The report also said the department should re-evaluate the use of specialized units that played a central role in the protests — the Strategic Response Group and the Disorder Control Unit — which are trained to handle terrorist attacks, riots and other serious threats.
It also recommended that the department give all patrol officers more training on how to best interact with demonstrators, and put new rules in its patrol guide for policing protests that would give greater emphasis to protecting freedom of speech.
At a news conference on Friday, Mr. Shea said he would incorporate the recommendations into the department’s training and policies, calling them “logical and thoughtful.”
Arguing that the Police Department needs stronger civilian oversight, the report also called on the mayor and the City Council to create a single, independent agency to investigate the department, combining three currently separate entities — the inspector general assigned to the police, a commission on police corruption and the Civilian Complaint Review Board.
The authors said the police commissioner should appoint a senior official — a deputy commissioner — to be responsible for providing the new civilian agency the records it needs.
The Department of Investigation’s report is the third government review conducted on the summer’s demonstrations, but only the second to become public.

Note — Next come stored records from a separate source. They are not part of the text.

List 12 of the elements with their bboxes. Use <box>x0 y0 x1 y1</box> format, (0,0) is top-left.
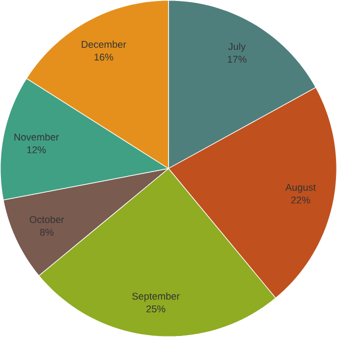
data-label: 16% <box>94 54 114 61</box>
slice-label: November <box>14 133 59 141</box>
slice-label: July <box>228 42 246 52</box>
slice-label: August <box>285 184 316 193</box>
slice-label: October <box>30 216 64 224</box>
data-label: 25% <box>146 305 166 312</box>
slice-label: December <box>82 40 126 48</box>
data-label: 12% <box>27 146 46 154</box>
data-label: 22% <box>291 196 310 204</box>
slice-label: September <box>132 292 180 302</box>
data-label: 8% <box>40 228 54 236</box>
data-label: 17% <box>228 56 246 63</box>
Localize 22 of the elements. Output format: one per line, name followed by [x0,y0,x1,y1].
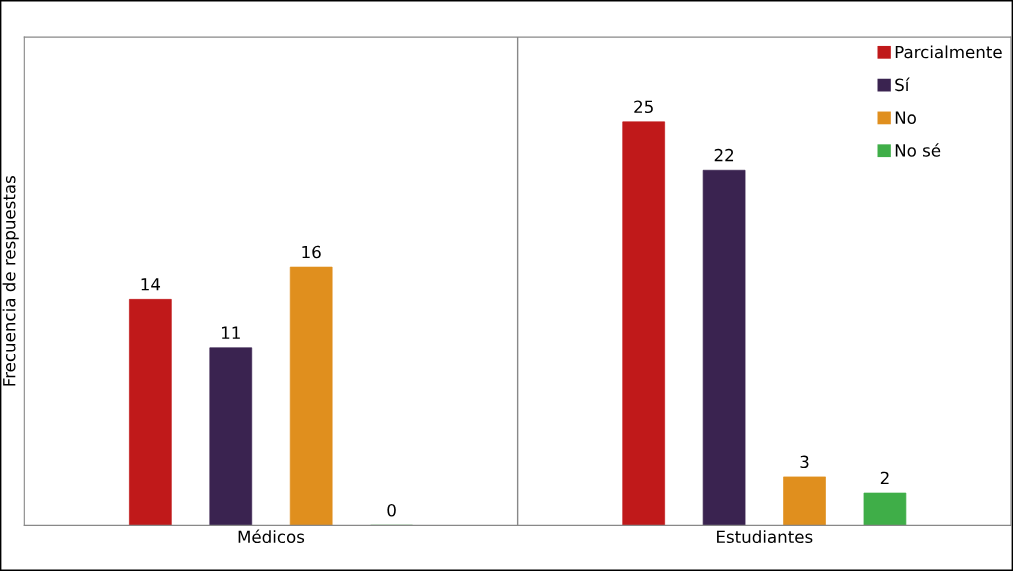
legend-label: Parcialmente [895,45,1002,59]
bar [863,492,907,526]
x-tick-label: Médicos [238,529,305,544]
bar [783,476,826,526]
data-label: 3 [800,455,809,469]
bar [702,169,746,526]
data-label: 11 [222,326,240,339]
data-label: 14 [141,278,161,291]
legend-label: No sé [895,143,941,157]
y-axis-title: Frecuencia de respuestas [2,176,19,386]
bar [289,266,333,526]
data-label: 25 [634,100,653,114]
legend-label: Sí [895,77,910,92]
legend-label: No [895,111,916,124]
bar [129,299,172,526]
data-label: 16 [302,245,321,259]
data-label: 2 [880,471,889,485]
bar [209,347,253,526]
data-label: 22 [714,148,734,162]
data-label: 0 [387,503,396,517]
x-tick-label: Estudiantes [717,530,813,544]
bar [622,121,666,526]
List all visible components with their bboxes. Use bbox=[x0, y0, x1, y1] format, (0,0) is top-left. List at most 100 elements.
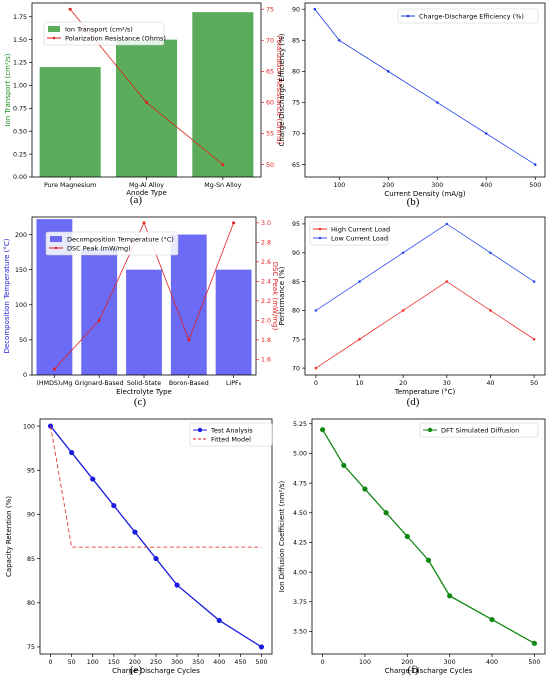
y-tick-label: 95 bbox=[292, 221, 300, 228]
x-tick-label: 20 bbox=[399, 380, 407, 387]
chart-panel-b: 100 200 300 400 500 65 70 75 80 85 90 Current Densi… bbox=[278, 2, 546, 208]
x-tick-label: 400 bbox=[486, 659, 498, 666]
x-tick-label: LiPF₆ bbox=[226, 380, 242, 387]
y-axis-label: Decomposition Temperature (°C) bbox=[3, 238, 11, 353]
x-axis-label: Charge-Discharge Cycles bbox=[112, 667, 200, 675]
x-tick-label: 300 bbox=[431, 182, 443, 189]
y-tick-label: 100 bbox=[15, 302, 27, 309]
legend-label: Fitted Model bbox=[211, 435, 251, 443]
legend-swatch bbox=[50, 236, 62, 242]
y-tick-label: 65 bbox=[292, 162, 300, 169]
y-tick-label: 4.75 bbox=[293, 480, 307, 487]
data-point bbox=[314, 309, 318, 312]
data-point bbox=[68, 7, 72, 11]
bar bbox=[126, 269, 162, 375]
x-tick-label: 300 bbox=[171, 659, 183, 666]
legend-label: Charge-Discharge Efficiency (%) bbox=[419, 12, 524, 20]
y-tick-label: 75 bbox=[292, 100, 300, 107]
y2-tick-label: 65 bbox=[266, 69, 274, 76]
plot-frame bbox=[39, 418, 273, 655]
bar bbox=[39, 67, 101, 177]
panel-label: (e) bbox=[130, 664, 143, 676]
series-line bbox=[315, 281, 535, 369]
y2-tick-label: 2.2 bbox=[261, 298, 271, 305]
plot-frame bbox=[311, 418, 546, 655]
y-tick-label: 0 bbox=[23, 372, 27, 379]
x-tick-label: 100 bbox=[359, 659, 371, 666]
x-tick-label: 400 bbox=[213, 659, 225, 666]
x-tick-label: 10 bbox=[356, 380, 364, 387]
legend-box bbox=[189, 422, 273, 447]
plot-frame bbox=[304, 2, 546, 178]
panel-label: (f) bbox=[408, 664, 419, 676]
data-point bbox=[337, 38, 341, 42]
x-tick-label: Grignard-Based bbox=[75, 380, 124, 387]
x-tick-label: 50 bbox=[68, 659, 76, 666]
series-line bbox=[314, 8, 536, 165]
data-point bbox=[435, 101, 439, 104]
y2-tick-label: 3.0 bbox=[261, 220, 271, 227]
x-tick-label: 100 bbox=[333, 182, 345, 189]
data-point bbox=[489, 616, 495, 623]
y-tick-label: 1.50 bbox=[13, 37, 27, 44]
x-tick-label: 50 bbox=[530, 380, 538, 387]
x-tick-label: 500 bbox=[528, 659, 540, 666]
y-tick-label: 50 bbox=[19, 337, 27, 344]
y-tick-label: 200 bbox=[15, 232, 27, 239]
x-axis-label: Charge-Discharge Cycles bbox=[385, 667, 473, 675]
data-point bbox=[97, 318, 101, 322]
x-tick-label: Boron-Based bbox=[169, 380, 209, 387]
x-tick-label: Solid-State bbox=[127, 380, 161, 387]
data-point bbox=[386, 70, 390, 73]
data-point bbox=[314, 366, 318, 370]
y2-tick-label: 2.0 bbox=[261, 318, 271, 325]
y-tick-label: 75 bbox=[27, 644, 35, 651]
data-point bbox=[362, 486, 368, 492]
data-point bbox=[445, 222, 449, 226]
data-point bbox=[174, 582, 180, 588]
bar bbox=[215, 269, 252, 375]
data-point bbox=[111, 502, 117, 509]
data-point bbox=[258, 644, 265, 650]
y-tick-label: 95 bbox=[27, 467, 35, 474]
legend-marker bbox=[318, 227, 322, 231]
data-point bbox=[232, 221, 236, 225]
x-tick-label: Pure Magnesium bbox=[44, 182, 96, 189]
y2-tick-label: 2.8 bbox=[261, 240, 271, 247]
chart-panel-a: Pure Magnesium Mg-Al Alloy Mg-Sn Alloy 0.00… bbox=[4, 2, 283, 206]
x-axis-label: Electrolyte Type bbox=[116, 388, 172, 396]
y-axis-label: Capacity Retention (%) bbox=[5, 496, 13, 577]
y2-tick-label: 50 bbox=[266, 162, 274, 169]
bar bbox=[192, 12, 254, 177]
plot-frame bbox=[304, 216, 546, 376]
data-point bbox=[484, 132, 488, 135]
y-tick-label: 1.75 bbox=[13, 14, 27, 21]
x-tick-label: 350 bbox=[192, 659, 204, 666]
panel-label: (c) bbox=[134, 396, 147, 408]
bar bbox=[170, 234, 207, 375]
y2-tick-label: 2.4 bbox=[261, 279, 271, 286]
y-tick-label: 85 bbox=[292, 37, 300, 44]
data-point bbox=[445, 280, 449, 283]
y-tick-label: 90 bbox=[292, 6, 300, 13]
y-tick-label: 70 bbox=[292, 131, 300, 138]
y-tick-label: 4.00 bbox=[293, 569, 307, 576]
y2-tick-label: 60 bbox=[266, 100, 274, 107]
y-tick-label: 1.00 bbox=[13, 83, 27, 90]
x-axis-label: Anode Type bbox=[126, 189, 167, 197]
legend-marker bbox=[54, 246, 58, 250]
data-point bbox=[187, 338, 191, 342]
legend-label: DFT Simulated Diffusion bbox=[441, 426, 519, 434]
legend-box bbox=[309, 221, 389, 246]
x-axis-label: Current Density (mA/g) bbox=[384, 190, 465, 198]
legend-swatch bbox=[48, 26, 60, 32]
y2-tick-label: 70 bbox=[266, 37, 274, 44]
data-point bbox=[313, 7, 317, 11]
y-tick-label: 70 bbox=[292, 365, 300, 372]
x-tick-label: Mg-Sn Alloy bbox=[204, 182, 241, 189]
x-tick-label: 200 bbox=[382, 182, 394, 189]
data-point bbox=[142, 221, 146, 225]
legend-box bbox=[397, 8, 539, 24]
x-axis-label: Temperature (°C) bbox=[394, 388, 456, 396]
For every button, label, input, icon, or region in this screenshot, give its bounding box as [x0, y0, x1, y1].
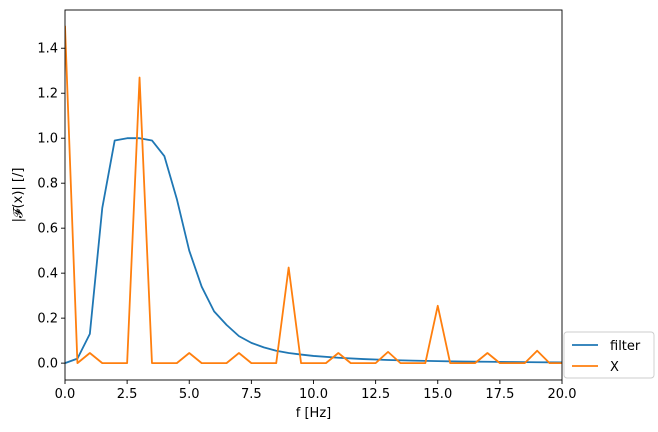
- legend-label-filter: filter: [610, 339, 641, 354]
- y-tick-label: 1.4: [37, 42, 58, 57]
- x-tick-label: 12.5: [361, 387, 390, 402]
- series-line-filter: [65, 137, 562, 364]
- x-tick-label: 2.5: [117, 387, 138, 402]
- plot-area: [64, 9, 563, 381]
- y-tick-label: 1.2: [37, 87, 58, 102]
- y-axis-label: |𝓕(x)| [/]: [11, 168, 26, 223]
- x-tick-label: 20.0: [548, 387, 577, 402]
- legend: filter X: [563, 331, 655, 379]
- x-axis-label: f [Hz]: [296, 406, 331, 421]
- x-tick-label: 15.0: [423, 387, 452, 402]
- plot-background: [65, 10, 562, 380]
- y-tick-label: 0.8: [37, 177, 58, 192]
- x-tick-label: 5.0: [179, 387, 200, 402]
- x-axis: 0.0 2.5 5.0 7.5 10.0 12.5 15.0 17.5 20.0: [55, 380, 577, 402]
- y-tick-label: 0.0: [37, 357, 58, 372]
- x-tick-label: 10.0: [299, 387, 328, 402]
- y-tick-label: 0.6: [37, 222, 58, 237]
- legend-frame: [563, 331, 655, 379]
- y-tick-label: 1.0: [37, 132, 58, 147]
- y-tick-label: 0.4: [37, 267, 58, 282]
- legend-label-X: X: [610, 360, 619, 375]
- series-line-X: [65, 25, 562, 365]
- x-tick-label: 0.0: [55, 387, 76, 402]
- y-tick-label: 0.2: [37, 312, 58, 327]
- x-tick-label: 17.5: [485, 387, 514, 402]
- y-axis: 0.0 0.2 0.4 0.6 0.8 1.0 1.2 1.4: [37, 42, 65, 372]
- series-lines: [65, 25, 562, 365]
- x-tick-label: 7.5: [241, 387, 262, 402]
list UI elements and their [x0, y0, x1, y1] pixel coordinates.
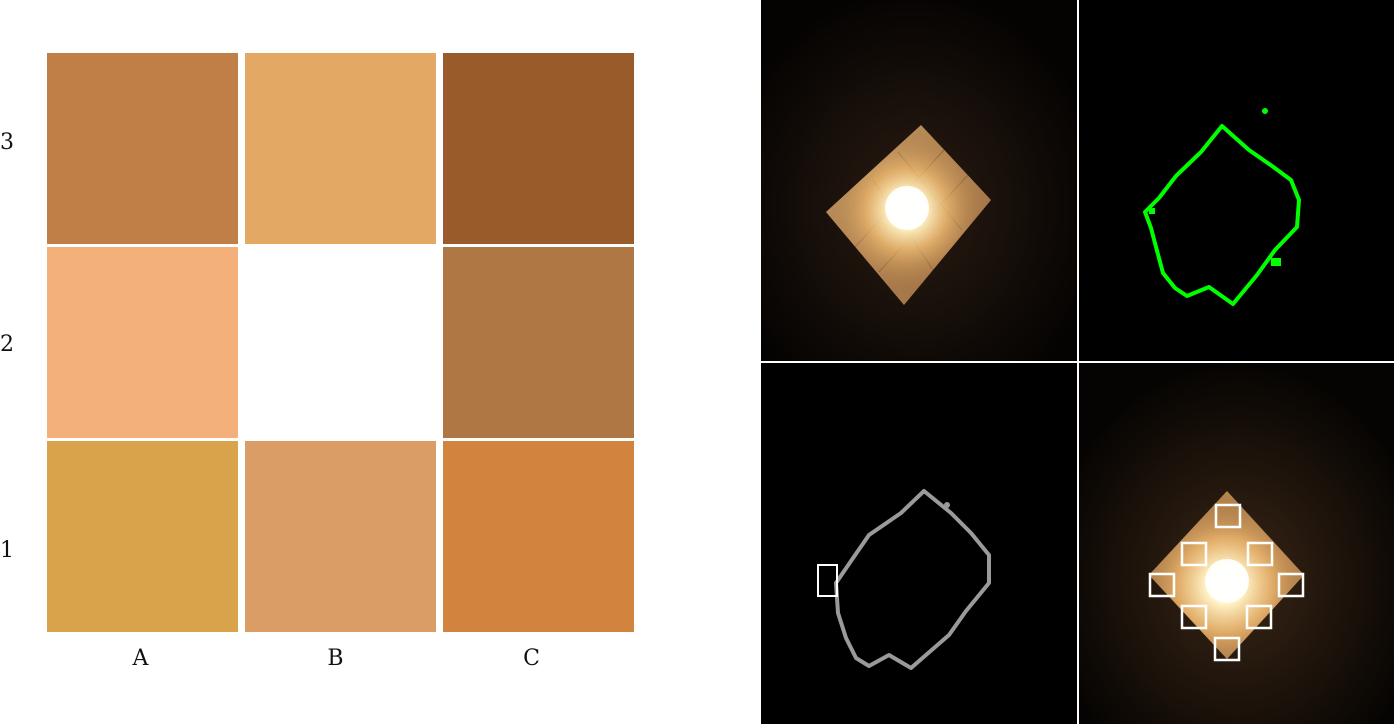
col-label-C: C	[523, 646, 540, 671]
gray-contour-panel	[761, 363, 1077, 724]
photo-panel	[761, 0, 1077, 361]
col-label-A: A	[132, 646, 149, 671]
swatch-B1	[245, 441, 436, 632]
swatch-C3	[443, 53, 634, 244]
color-grid-chart: 3 2 1 A B C	[0, 53, 634, 671]
swatch-C2	[443, 247, 634, 438]
green-contour-panel	[1079, 0, 1394, 361]
swatch-A2	[47, 247, 238, 438]
sample-boxes-panel	[1079, 363, 1394, 724]
swatch-A1	[47, 441, 238, 632]
row-label-2: 2	[0, 332, 14, 357]
swatch-A3	[47, 53, 238, 244]
col-label-B: B	[327, 646, 344, 671]
row-label-3: 3	[0, 130, 14, 155]
row-label-1: 1	[0, 538, 14, 563]
swatch-C1	[443, 441, 634, 632]
processing-panels	[761, 0, 1394, 725]
swatch-B3	[245, 53, 436, 244]
swatch-B2	[245, 247, 436, 438]
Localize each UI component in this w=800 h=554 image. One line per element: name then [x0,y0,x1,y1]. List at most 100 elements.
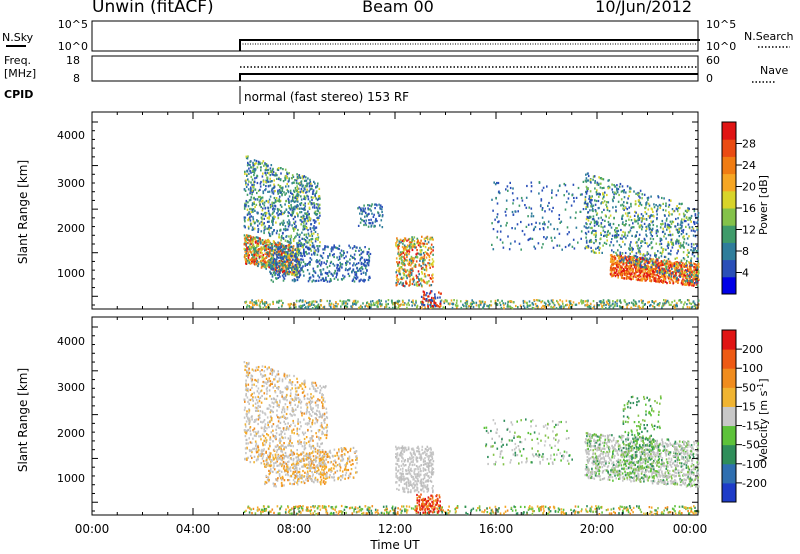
echo-cell [247,259,249,262]
echo-cell [265,261,267,264]
echo-cell [648,228,651,231]
echo-cell [616,189,618,192]
echo-cell [604,191,606,194]
echo-cell [246,306,248,309]
echo-cell [690,269,692,272]
echo-cell [623,196,626,199]
echo-cell [296,259,299,262]
echo-cell [649,271,652,274]
echo-cell [325,276,327,279]
echo-cell [250,253,253,256]
echo-cell [692,277,695,280]
echo-cell [296,207,299,210]
echo-cell [272,301,274,304]
echo-cell [275,260,278,263]
echo-cell [261,175,264,178]
echo-cell [341,300,344,303]
echo-cell [365,272,367,275]
echo-cell [595,199,598,203]
echo-cell [271,187,274,190]
echo-cell [400,276,403,279]
echo-cell [286,176,288,180]
echo-cell [296,258,299,261]
echo-cell [271,274,274,277]
echo-cell [629,265,631,268]
echo-cell [677,278,679,281]
echo-cell [292,227,295,230]
echo-cell [351,279,354,282]
echo-cell [593,241,595,245]
echo-cell [693,243,695,246]
echo-cell [615,273,618,276]
echo-cell [243,188,246,191]
echo-cell [300,202,303,205]
echo-cell [362,263,365,266]
echo-cell [641,225,644,229]
echo-cell [492,248,495,251]
echo-cell [329,299,331,303]
echo-cell [291,192,293,196]
echo-cell [274,190,276,193]
echo-cell [662,279,665,282]
echo-cell [267,260,269,263]
echo-cell [651,235,654,238]
echo-cell [625,277,628,280]
echo-cell [627,197,629,200]
echo-cell [259,251,262,254]
echo-cell [249,216,251,219]
echo-cell [611,256,613,259]
echo-cell [610,265,612,268]
echo-cell [298,265,301,269]
echo-cell [669,272,672,275]
echo-cell [303,237,305,241]
echo-cell [353,262,355,265]
echo-cell [670,238,673,241]
echo-cell [416,284,419,287]
echo-cell [370,300,372,303]
echo-cell [266,240,268,243]
echo-cell [688,235,690,238]
echo-cell [586,189,589,192]
echo-cell [281,189,283,193]
echo-cell [697,215,699,218]
echo-cell [402,303,404,306]
echo-cell [674,261,677,264]
echo-cell [472,305,475,309]
echo-cell [634,220,636,223]
echo-cell [355,262,358,265]
echo-cell [404,246,406,249]
echo-cell [427,253,429,256]
echo-cell [647,301,649,304]
echo-cell [322,268,325,271]
echo-cell [360,209,363,212]
echo-cell [690,248,692,252]
echo-cell [293,190,296,193]
echo-cell [630,261,632,264]
echo-cell [312,206,314,209]
echo-cell [286,188,289,191]
echo-cell [265,241,268,244]
echo-cell [282,168,284,171]
echo-cell [674,277,677,280]
echo-cell [363,258,366,261]
echo-cell [266,220,269,223]
echo-cell [277,210,279,213]
echo-cell [269,270,271,273]
echo-cell [667,257,670,261]
echo-cell [548,208,551,211]
echo-cell [652,269,654,272]
echo-cell [283,244,285,247]
echo-cell [601,177,603,181]
echo-cell [688,216,690,219]
echo-cell [644,260,646,263]
echo-cell [608,223,610,226]
echo-cell [263,164,265,167]
echo-cell [264,162,266,165]
echo-cell [652,220,654,223]
echo-cell [512,199,515,202]
echo-cell [638,218,641,221]
echo-cell [606,239,608,242]
echo-cell [304,185,307,188]
echo-cell [658,243,661,246]
echo-cell [633,272,635,275]
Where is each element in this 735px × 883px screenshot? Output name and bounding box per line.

In July, the New York state attorney general, Letitia James, released a report calling for control of the New York Police Department to be stripped from the mayor and turned over to an independent city commission.
The Police Department conducted its own inquiry into its response to the protests and has increased training for officers as a result. After initially saying the report would be made public, however, the department’s top managers so far have declined to release it.
Jeffery C. Mays, Emma G. Fitzsimmons and Ashley Southall contributed reporting.